If your application requires tons of flash and you can supply a beefy workload, this is a viable option. Of course, large RAID 0 arrays expose you to a significant risk of failure over a period of years. But being responsible is rarely this fun.
4 KB Random Write Performance Scaling in RAID 0
When we switch to writes, we get more of the same awesomeness.
The fantastic scaling is still apparent, and the parity between read and write performance yields results just a few percentage points away from our read numbers (that is, except for the four-drive array, which doesn't lose anything compared to the read results).

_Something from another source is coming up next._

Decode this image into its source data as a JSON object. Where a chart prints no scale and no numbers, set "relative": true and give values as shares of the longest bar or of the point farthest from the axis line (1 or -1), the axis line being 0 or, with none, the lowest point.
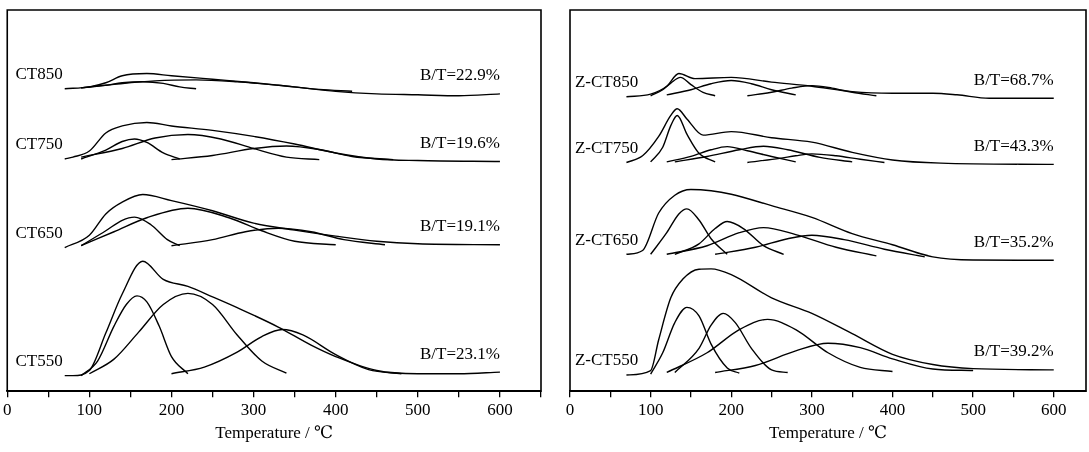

This is a good place to point out that these are basically out-of-the-box scores. We haven't put enough writes on the SSDs to get them into a state where garbage collection is necessary. Limitations on the amount of time Intel could let us keep these things made drawn-out write sessions impractical. However, these 800 GB flagships are steady-state rated at 36,000 IOPS. So, we wouldn't expect a massive performance drop. The 24-drive array already peaks north of 980,000 IOPS, giving us around 41,000 write IOPS per SSD. We could conceivably rip off 860,000 4 KB write IOPS for years with a 24-drive RAID 0 array. How cool is that?
If these were conventional desktop drives, we'd want to over-provision them in an array. Without TRIM, performance could be expected to degrade substantially, and the only preventative measure would be sacrificing usable capacity to maintain speed over time. Intel's SSD DC S3700 line-up, and most other enterprise-oriented SATA drives, are over-provisioned for a reason. In the 800 GB model's case, only 745 GB of 1024 GB is usable. In exchange, though, you get consistent steady-state performance. Consequently, this also translates into lower write amplification, hence the 10 full random drive writes per day over five years that Intel claims the S3700s can endure.